Damien Hirst (2021) has done this best with his recent release of eight blossom prints titled 'The Virtues', just in time for the start of the season. Published by HENI Editions, each piece is titled accordingly to one of the eight virtues of Bushido, as explicated by Nitobe Inazo: Justice, Courage, Mercy, Politeness, Honesty, Honour, Loyalty and Control. Whilst these terms have a resonating familiarity, perhaps a little context is needed here. The collection of ideals reference Samurai Virtues; an unwritten Samurai code of conduct that must be upheld in order to be a true warrior. Yet ‘warrior’ evokes a more solitary connotation here, Bushido teaches compassion over confrontation, benevolence over belligerence and emphasises the non-martial qualities of man as principles that peacefully overcome adversaries. These enlightening teachings seem suitably timely. Where the year 2020 leading into the start of 2021 encountered acts of nonviolent protest, civil disobedience and a rejuvenation of standing up for what is right, these unwritten traits of morality have been entirely site-specific. Not forgetting the gruelling pandemic that has been a lesson in itself, the nation has in fact unknowingly administered the very Virtues exercised by the samurai of Japan. Hirst’s paintings, through a contextual insight thus function as a reminder or even an applause for the warrior-like acts we have all proven to be capable of.
Visually however these works are simply wholesome. Even without historical awareness and the somewhat serious though nonetheless indoctrinating frame of reference, Hirst has instilled the discernible spontaneity of springtime bloom. Mirrored through pointillist and impressionist techniques the quick mark-making and layering of pink and white paint among other colours imitates the cherry blossom, not just in appearance but in life expectancy. Falling as quickly as they bloom, Hirst argues ‘Cherry Blossoms are about beauty, life and death. They’re about the design and how we process and love and why we need it. But also these prints are about the momentary, the insane transience of beauty - a tree in full crazy blossom against a clear blue sky. How could you argue with that?’. Rather to return to the commentary colour blue here, the compositional arrangement of textured, assorted floweret spots against an array of flat blues is whilst simple, entirely pleasing. Longing for cloudless skies and bright days, these paintings have alike new fashion trends, reversed a colour association from medical wear and NHS logos back to the annual spring/summertime revival. More so, even as each painting appears equitably similar, the flashes of pinks become richer, darker and more prevalent as we move through the series. This noticeably could antithesise the cycle of blossom, or instead do they resemble their given title? Virtue H9-8-Control for example, features the busiest array of pink petals, filling the canvas insomuch that the blue skies are barely seen. Despite its delicacy, the image is hectic and swarming with vibrance; is Hirst merely prompting an appreciation for control?

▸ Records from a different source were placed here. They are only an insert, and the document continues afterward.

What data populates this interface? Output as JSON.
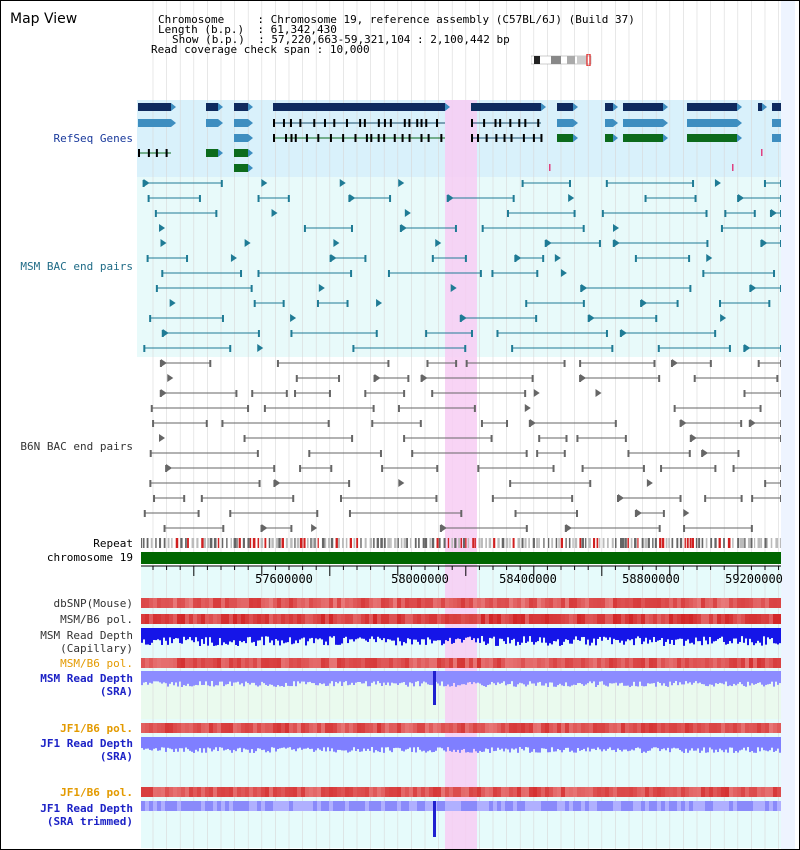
{
  "view_title": "Map View",
  "info": {
    "chromosome_label": "Chromosome",
    "chromosome_value": "Chromosome 19, reference assembly (C57BL/6J) (Build 37)",
    "length_label": "Length (b.p.)",
    "length_value": "61,342,430",
    "show_label": "Show (b.p.)",
    "show_value": "57,220,663-59,321,104 : 2,100,442 bp",
    "span_label": "Read coverage check span",
    "span_value": "10,000"
  },
  "tracks": {
    "refseq": "RefSeq Genes",
    "msm_bac": "MSM BAC end pairs",
    "b6n_bac": "B6N BAC end pairs",
    "repeat": "Repeat",
    "chromosome": "chromosome 19",
    "dbsnp": "dbSNP(Mouse)",
    "msm_b6_pol": "MSM/B6 pol.",
    "msm_read_depth_cap": "MSM Read Depth",
    "msm_read_depth_cap_sub": "(Capillary)",
    "msm_b6_pol_sra": "MSM/B6 pol.",
    "msm_read_depth_sra": "MSM Read Depth",
    "msm_read_depth_sra_sub": "(SRA)",
    "jf1_b6_pol": "JF1/B6 pol.",
    "jf1_read_depth": "JF1 Read Depth",
    "jf1_read_depth_sub": "(SRA)",
    "jf1_b6_pol_trim": "JF1/B6 pol.",
    "jf1_read_depth_trim": "JF1 Read Depth",
    "jf1_read_depth_trim_sub": "(SRA trimmed)"
  },
  "axis": {
    "ticks": [
      "57600000",
      "58000000",
      "58400000",
      "58800000",
      "59200000"
    ]
  },
  "colors": {
    "highlight": "#f9d2f5",
    "refseq_bg": "#d9f1fb",
    "refseq_gene": "#0f2a5e",
    "refseq_mid": "#3e8ec0",
    "refseq_green": "#0c6b1c",
    "msm_bac": "#1f7b95",
    "b6n_bac": "#666666",
    "chromosome": "#006600",
    "depth_blue": "#1010e0",
    "depth_light": "#8080ff"
  }
}
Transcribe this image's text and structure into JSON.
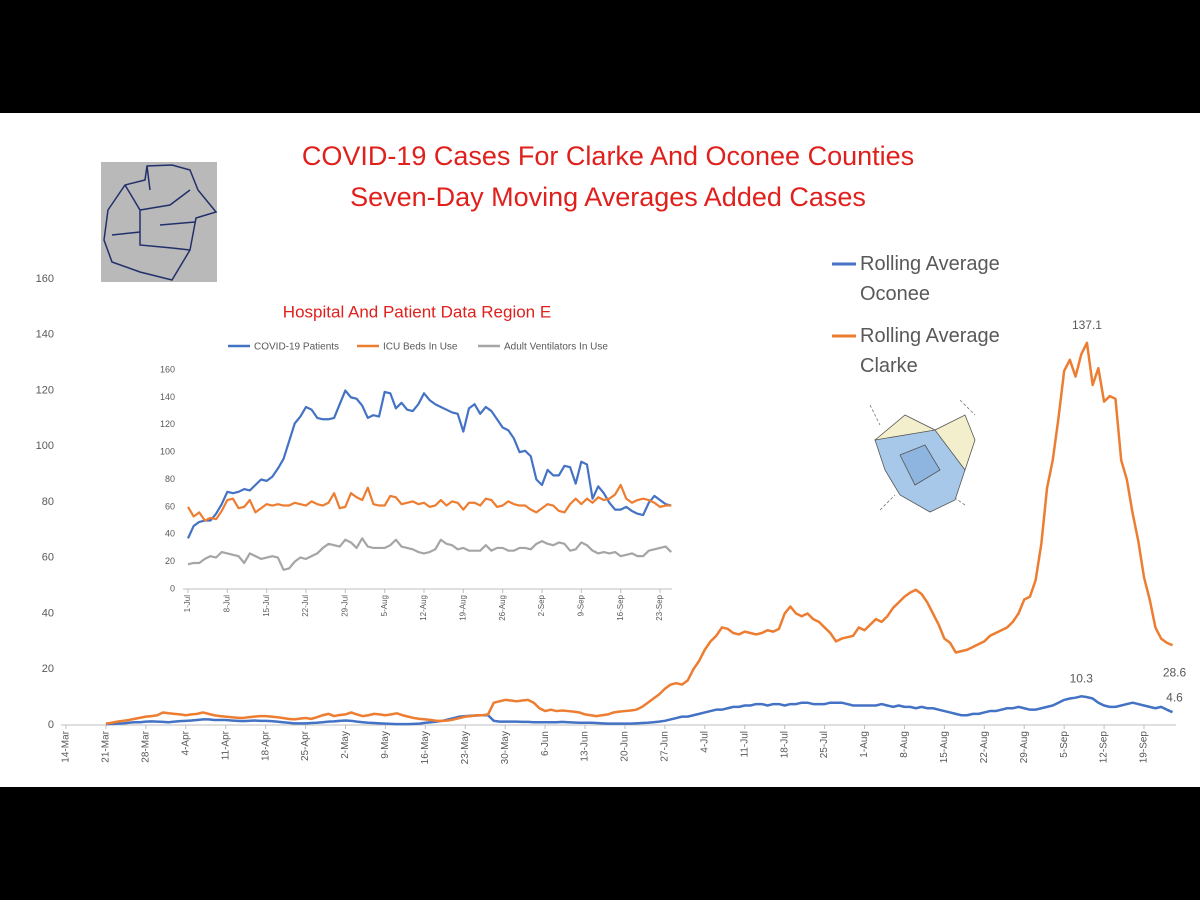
{
  "chart_data": [
    {
      "type": "line",
      "title": "COVID-19 Cases For Clarke And Oconee Counties",
      "subtitle": "Seven-Day Moving Averages Added Cases",
      "categories": [
        "14-Mar",
        null,
        null,
        null,
        null,
        null,
        null,
        "21-Mar",
        null,
        null,
        null,
        null,
        null,
        null,
        "28-Mar",
        null,
        null,
        null,
        null,
        null,
        null,
        "4-Apr",
        null,
        null,
        null,
        null,
        null,
        null,
        "11-Apr",
        null,
        null,
        null,
        null,
        null,
        null,
        "18-Apr",
        null,
        null,
        null,
        null,
        null,
        null,
        "25-Apr",
        null,
        null,
        null,
        null,
        null,
        null,
        "2-May",
        null,
        null,
        null,
        null,
        null,
        null,
        "9-May",
        null,
        null,
        null,
        null,
        null,
        null,
        "16-May",
        null,
        null,
        null,
        null,
        null,
        null,
        "23-May",
        null,
        null,
        null,
        null,
        null,
        null,
        "30-May",
        null,
        null,
        null,
        null,
        null,
        null,
        "6-Jun",
        null,
        null,
        null,
        null,
        null,
        null,
        "13-Jun",
        null,
        null,
        null,
        null,
        null,
        null,
        "20-Jun",
        null,
        null,
        null,
        null,
        null,
        null,
        "27-Jun",
        null,
        null,
        null,
        null,
        null,
        null,
        "4-Jul",
        null,
        null,
        null,
        null,
        null,
        null,
        "11-Jul",
        null,
        null,
        null,
        null,
        null,
        null,
        "18-Jul",
        null,
        null,
        null,
        null,
        null,
        null,
        "25-Jul",
        null,
        null,
        null,
        null,
        null,
        null,
        "1-Aug",
        null,
        null,
        null,
        null,
        null,
        null,
        "8-Aug",
        null,
        null,
        null,
        null,
        null,
        null,
        "15-Aug",
        null,
        null,
        null,
        null,
        null,
        null,
        "22-Aug",
        null,
        null,
        null,
        null,
        null,
        null,
        "29-Aug",
        null,
        null,
        null,
        null,
        null,
        null,
        "5-Sep",
        null,
        null,
        null,
        null,
        null,
        null,
        "12-Sep",
        null,
        null,
        null,
        null,
        null,
        null,
        "19-Sep",
        null,
        null,
        null,
        null,
        null
      ],
      "series": [
        {
          "name": "Rolling Average Oconee",
          "color": "#4472c4",
          "values": [
            null,
            null,
            null,
            null,
            null,
            null,
            null,
            0.3,
            0.4,
            0.5,
            0.6,
            0.8,
            1,
            1,
            1.2,
            1.3,
            1.2,
            1.1,
            1,
            1.2,
            1.4,
            1.5,
            1.6,
            1.8,
            2,
            2,
            1.8,
            1.8,
            1.8,
            1.6,
            1.5,
            1.4,
            1.5,
            1.6,
            1.5,
            1.5,
            1.4,
            1.2,
            1,
            0.8,
            0.6,
            0.6,
            0.6,
            0.7,
            0.8,
            1,
            1.2,
            1.3,
            1.5,
            1.6,
            1.5,
            1.2,
            1,
            0.8,
            0.7,
            0.6,
            0.5,
            0.4,
            0.3,
            0.3,
            0.3,
            0.4,
            0.5,
            0.8,
            1,
            1.2,
            1.5,
            2,
            2.5,
            3,
            3.2,
            3.3,
            3.4,
            3.5,
            3.5,
            1.5,
            1.2,
            1.2,
            1.2,
            1.2,
            1.1,
            1.1,
            1,
            1,
            1,
            1,
            1,
            1.1,
            1,
            0.9,
            0.8,
            0.8,
            0.8,
            0.7,
            0.6,
            0.5,
            0.5,
            0.5,
            0.5,
            0.5,
            0.6,
            0.7,
            0.8,
            1,
            1.2,
            1.5,
            2,
            2.5,
            3,
            3,
            3.5,
            4,
            4.5,
            5,
            5.5,
            5.5,
            6,
            6.5,
            6.5,
            7,
            7,
            7.5,
            7.5,
            7,
            7.5,
            7.5,
            7,
            7.5,
            7.5,
            8,
            8,
            7.5,
            7.5,
            7.5,
            8,
            8,
            8,
            7.5,
            7,
            7,
            7,
            7,
            7,
            7.5,
            7,
            6.5,
            7,
            6.5,
            6.5,
            6,
            6.5,
            6,
            6,
            5.5,
            5,
            4.5,
            4,
            3.5,
            3.5,
            4,
            4,
            4.5,
            5,
            5,
            5.5,
            6,
            6,
            6.5,
            6,
            5.5,
            5.5,
            6,
            6.5,
            7,
            8,
            9,
            9.5,
            9.8,
            10.3,
            10,
            9.5,
            8,
            7,
            6.5,
            6.5,
            7,
            7.5,
            8,
            7.5,
            7,
            6.5,
            6,
            6.5,
            5.5,
            4.6
          ]
        },
        {
          "name": "Rolling Average Clarke",
          "color": "#ed7d31",
          "values": [
            null,
            null,
            null,
            null,
            null,
            null,
            null,
            0.5,
            0.8,
            1.2,
            1.5,
            1.8,
            2.2,
            2.6,
            3,
            3.2,
            3.5,
            4.5,
            4.2,
            4,
            3.8,
            3.5,
            3.8,
            4,
            4.5,
            4,
            3.5,
            3.2,
            3,
            2.8,
            2.6,
            2.5,
            2.8,
            3,
            3.2,
            3.2,
            3,
            2.8,
            2.5,
            2.2,
            2,
            2.3,
            2.5,
            2.2,
            2.8,
            3.5,
            4,
            3.2,
            3.6,
            3.8,
            4.5,
            3.8,
            3.2,
            3.5,
            4,
            3.8,
            3.5,
            3.8,
            4.2,
            3.5,
            3,
            2.5,
            2.2,
            2,
            1.8,
            1.5,
            1.5,
            1.6,
            2,
            2.5,
            3,
            3.2,
            3.5,
            3.5,
            3.8,
            8,
            8.5,
            9,
            8.8,
            8.5,
            8.8,
            9,
            8,
            6,
            5,
            5.5,
            5,
            5.2,
            5,
            4.8,
            4.5,
            3.8,
            3.5,
            3.2,
            3.5,
            3.8,
            4.5,
            4.8,
            5,
            5.2,
            5.5,
            6.5,
            8,
            9.5,
            11,
            13,
            14.5,
            15,
            14.5,
            16,
            20,
            23,
            27,
            30,
            32,
            35,
            34.5,
            33,
            32.5,
            33.5,
            33,
            32.5,
            33,
            34,
            33.5,
            34.5,
            40,
            42.5,
            40,
            39,
            40,
            38,
            37,
            35,
            33,
            30,
            31,
            31.5,
            32,
            35,
            34,
            36,
            38,
            37,
            39,
            42,
            44,
            46,
            47.5,
            48.5,
            47,
            44,
            40,
            36,
            31,
            29.5,
            26,
            26.5,
            27,
            28,
            29,
            30,
            32,
            33,
            34,
            35,
            37,
            40,
            45,
            46,
            52,
            65,
            85,
            95,
            110,
            127,
            131,
            125,
            133,
            137.1,
            122,
            128,
            116,
            118,
            117,
            95,
            88,
            76,
            66,
            53,
            45,
            35,
            31,
            29.5,
            28.6
          ]
        }
      ],
      "ylim": [
        0,
        160
      ],
      "yticks": [
        0,
        20,
        40,
        60,
        80,
        100,
        120,
        140,
        160
      ],
      "data_labels": true
    },
    {
      "type": "line",
      "title": "Hospital And Patient Data Region E",
      "categories": [
        "1-Jul",
        null,
        null,
        null,
        null,
        null,
        null,
        "8-Jul",
        null,
        null,
        null,
        null,
        null,
        null,
        "15-Jul",
        null,
        null,
        null,
        null,
        null,
        null,
        "22-Jul",
        null,
        null,
        null,
        null,
        null,
        null,
        "29-Jul",
        null,
        null,
        null,
        null,
        null,
        null,
        "5-Aug",
        null,
        null,
        null,
        null,
        null,
        null,
        "12-Aug",
        null,
        null,
        null,
        null,
        null,
        null,
        "19-Aug",
        null,
        null,
        null,
        null,
        null,
        null,
        "26-Aug",
        null,
        null,
        null,
        null,
        null,
        null,
        "2-Sep",
        null,
        null,
        null,
        null,
        null,
        null,
        "9-Sep",
        null,
        null,
        null,
        null,
        null,
        null,
        "16-Sep",
        null,
        null,
        null,
        null,
        null,
        null,
        "23-Sep",
        null,
        null
      ],
      "series": [
        {
          "name": "COVID-19 Patients",
          "color": "#4472c4",
          "values": [
            37,
            46,
            49,
            50,
            50,
            55,
            62,
            71,
            70,
            71,
            73,
            72,
            76,
            80,
            79,
            82,
            88,
            95,
            108,
            121,
            126,
            133,
            131,
            125,
            124,
            124,
            125,
            135,
            145,
            140,
            139,
            134,
            125,
            127,
            126,
            144,
            143,
            132,
            136,
            131,
            130,
            135,
            143,
            138,
            135,
            133,
            131,
            129,
            128,
            115,
            132,
            135,
            128,
            133,
            130,
            124,
            118,
            116,
            110,
            100,
            101,
            97,
            80,
            76,
            87,
            83,
            83,
            90,
            89,
            77,
            93,
            91,
            66,
            75,
            70,
            63,
            58,
            58,
            60,
            57,
            55,
            54,
            63,
            68,
            65,
            62,
            61
          ]
        },
        {
          "name": "ICU Beds In Use",
          "color": "#ed7d31",
          "values": [
            60,
            53,
            56,
            50,
            52,
            51,
            57,
            65,
            66,
            59,
            60,
            65,
            56,
            59,
            62,
            61,
            62,
            61,
            61,
            63,
            62,
            61,
            64,
            62,
            61,
            63,
            70,
            59,
            60,
            70,
            67,
            65,
            74,
            62,
            61,
            61,
            68,
            67,
            62,
            63,
            64,
            62,
            63,
            60,
            61,
            65,
            61,
            64,
            63,
            58,
            63,
            63,
            61,
            66,
            65,
            60,
            61,
            64,
            62,
            61,
            61,
            58,
            56,
            59,
            62,
            61,
            57,
            56,
            62,
            66,
            62,
            66,
            63,
            67,
            65,
            66,
            69,
            76,
            66,
            63,
            65,
            66,
            65,
            63,
            60,
            61,
            61
          ]
        },
        {
          "name": "Adult Ventilators In Use",
          "color": "#a5a5a5",
          "values": [
            18,
            19,
            19,
            22,
            24,
            23,
            27,
            26,
            25,
            24,
            19,
            26,
            24,
            22,
            23,
            24,
            23,
            14,
            15,
            20,
            23,
            22,
            24,
            26,
            30,
            33,
            32,
            31,
            36,
            34,
            30,
            37,
            31,
            30,
            30,
            30,
            32,
            36,
            31,
            30,
            29,
            27,
            26,
            27,
            29,
            36,
            33,
            32,
            29,
            30,
            28,
            28,
            28,
            32,
            28,
            30,
            30,
            28,
            28,
            30,
            30,
            29,
            33,
            35,
            33,
            32,
            34,
            33,
            28,
            29,
            34,
            32,
            28,
            26,
            27,
            26,
            27,
            24,
            25,
            26,
            24,
            24,
            28,
            29,
            30,
            31,
            27
          ]
        }
      ],
      "ylim": [
        0,
        160
      ],
      "yticks": [
        0,
        20,
        40,
        60,
        80,
        100,
        120,
        140,
        160
      ]
    }
  ]
}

It seems there is much we can learn from these prints, that is meaningful beyond their decorative aesthetic. Perhaps more than in most recent years, this month we eagerly anticipate the joy of Spring, for its weather and light, warmth and energy but more importantly, for it’s hope of escapism, a reward the nation so greatly deserves. As Damien Hirst himself states ‘Blossoms are optimistic and bright, yet fragile, just like we are and I hope that The Virtues can remind us to always try and get the most out of life’.